Experts have commonly theorized that early-stage access to computers and internet can persuade young people to pursue STEM degrees (science, technology, engineering, and math). One software company in Mexico is already putting that theory to the test.
For nearly a decade, Mexico City-based Enova has been playing a pivotal part in developing young people’s interest in technology education, and has been working hard to reduce the digital divide in Mexico by equipping low-income students with computers and access to the internet.
The company’s technologies have been helping children learn everything from mathematics to English grammar across more than 150 learning centers. Tens of thousands of children have already made use of this institute since it was established.

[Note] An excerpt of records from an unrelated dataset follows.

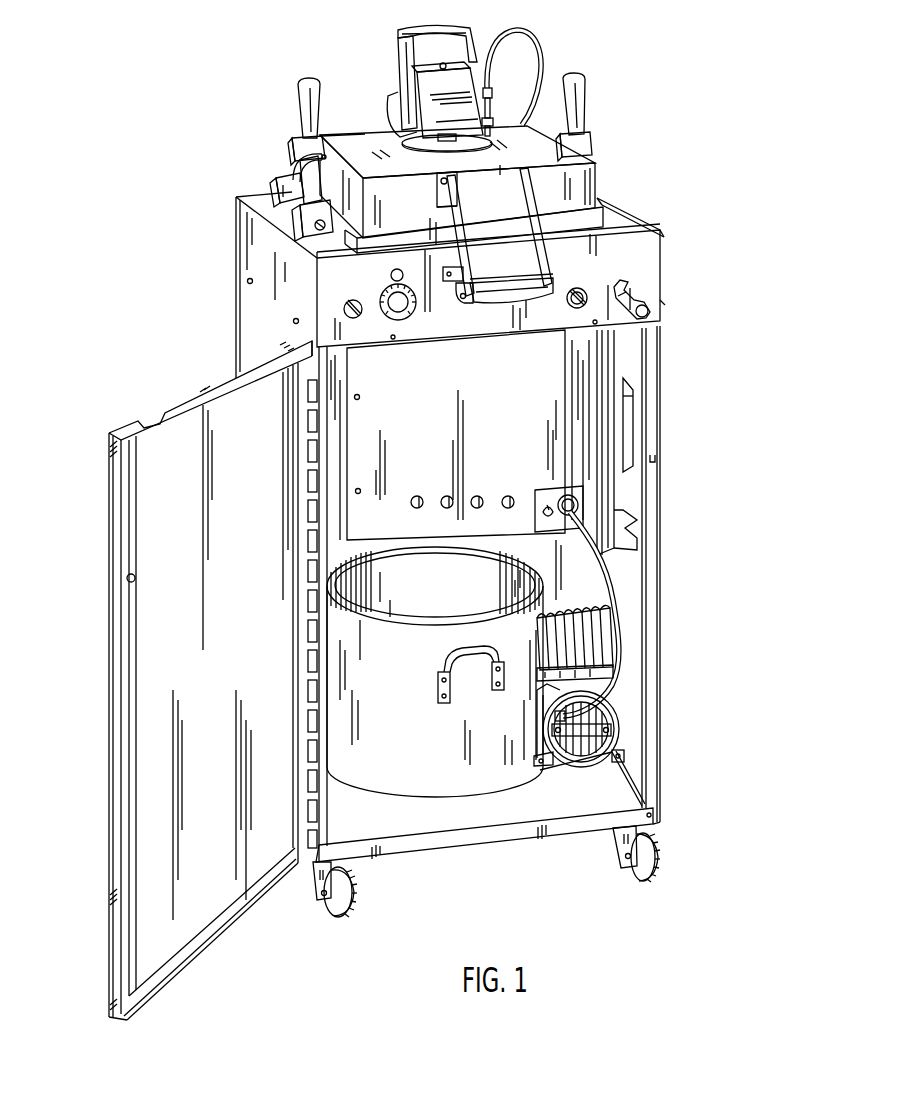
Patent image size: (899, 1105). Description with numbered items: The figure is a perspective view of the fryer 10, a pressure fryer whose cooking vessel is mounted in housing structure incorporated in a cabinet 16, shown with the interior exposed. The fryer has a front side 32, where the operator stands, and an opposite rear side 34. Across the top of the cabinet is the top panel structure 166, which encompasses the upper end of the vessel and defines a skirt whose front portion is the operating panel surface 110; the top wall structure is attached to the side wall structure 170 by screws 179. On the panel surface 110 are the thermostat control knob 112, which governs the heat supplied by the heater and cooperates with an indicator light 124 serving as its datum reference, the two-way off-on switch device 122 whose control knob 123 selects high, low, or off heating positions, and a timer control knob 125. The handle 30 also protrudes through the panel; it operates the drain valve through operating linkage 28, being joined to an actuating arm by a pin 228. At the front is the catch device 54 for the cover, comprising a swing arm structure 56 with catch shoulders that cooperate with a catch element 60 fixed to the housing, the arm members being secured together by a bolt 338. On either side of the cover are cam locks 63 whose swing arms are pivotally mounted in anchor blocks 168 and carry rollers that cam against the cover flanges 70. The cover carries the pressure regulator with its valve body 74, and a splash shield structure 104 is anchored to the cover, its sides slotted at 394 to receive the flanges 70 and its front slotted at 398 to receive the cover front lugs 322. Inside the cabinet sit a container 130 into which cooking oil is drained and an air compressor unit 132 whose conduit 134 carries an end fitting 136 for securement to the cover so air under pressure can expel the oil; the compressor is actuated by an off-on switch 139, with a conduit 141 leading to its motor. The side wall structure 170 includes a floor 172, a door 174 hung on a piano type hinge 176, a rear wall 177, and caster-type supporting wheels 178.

The fryer 10 is at (698, 134).
The cabinet 16 is at (666, 379).
The operating linkage 28 is at (630, 427).
The handle 30 is at (650, 296).
The front side 32 is at (648, 258).
The rear side 34 is at (230, 218).
The catch device 54 is at (575, 188).
The swing arm structure 56 is at (440, 257).
The catch element 60 is at (446, 300).
The cam locks 63 is at (283, 136).
The flanges 70 is at (265, 175).
The valve body 74 is at (465, 100).
The splash shield structure 104 is at (343, 116).
The operating panel surface 110 is at (308, 293).
The thermostat control knob 112 is at (403, 320).
The two-way off-on switch device 122 is at (571, 304).
The control knob 123 is at (579, 308).
The indicator light 124 is at (390, 275).
The control knob 125 is at (344, 320).
The container 130 is at (437, 788).
The air compressor unit 132 is at (581, 780).
The conduit 134 is at (610, 679).
The end fitting 136 is at (492, 110).
The off-on switch 139 is at (552, 489).
The conduit 141 is at (614, 596).
The top panel structure 166 is at (640, 226).
The anchor blocks 168 is at (275, 189).
The side wall structure 170 is at (666, 549).
The floor 172 is at (610, 797).
The door 174 is at (150, 524).
The piano type hinge 176 is at (300, 525).
The rear wall 177 is at (532, 553).
The supporting wheels 178 is at (653, 849).
The screws 179 is at (246, 281).
The pin 228 is at (662, 305).
The cover front lugs 322 is at (434, 190).
The bolt 338 is at (465, 305).
The slot 394 is at (333, 177).
The slot 398 is at (434, 206).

Closing the digital divide also requires high-quality software to enhance the overall learning experience. Therefore, since 2012, the company has been developing digital libraries, of which there are about 25 available today. Not only do these libraries provide access to knowledge, they also offer apps that communities can use for education, as well as electronic versions of books.
To help children grasp things with greater ease, teachers at these centers use video games that reinforce the primary knowledge children acquire from playing. Through these educational games, students can apply their knowledge in order to gain new skills.
Enova also offers adults the opportunity to pick up skills in the subjects they like and find work online. In fact, anyone can enroll at Enova School and can learn about their chosen topics in their own style.
Enova’s founders say they’ve given thousands of students something this country’s education system has failed to do: full access to the Information Age.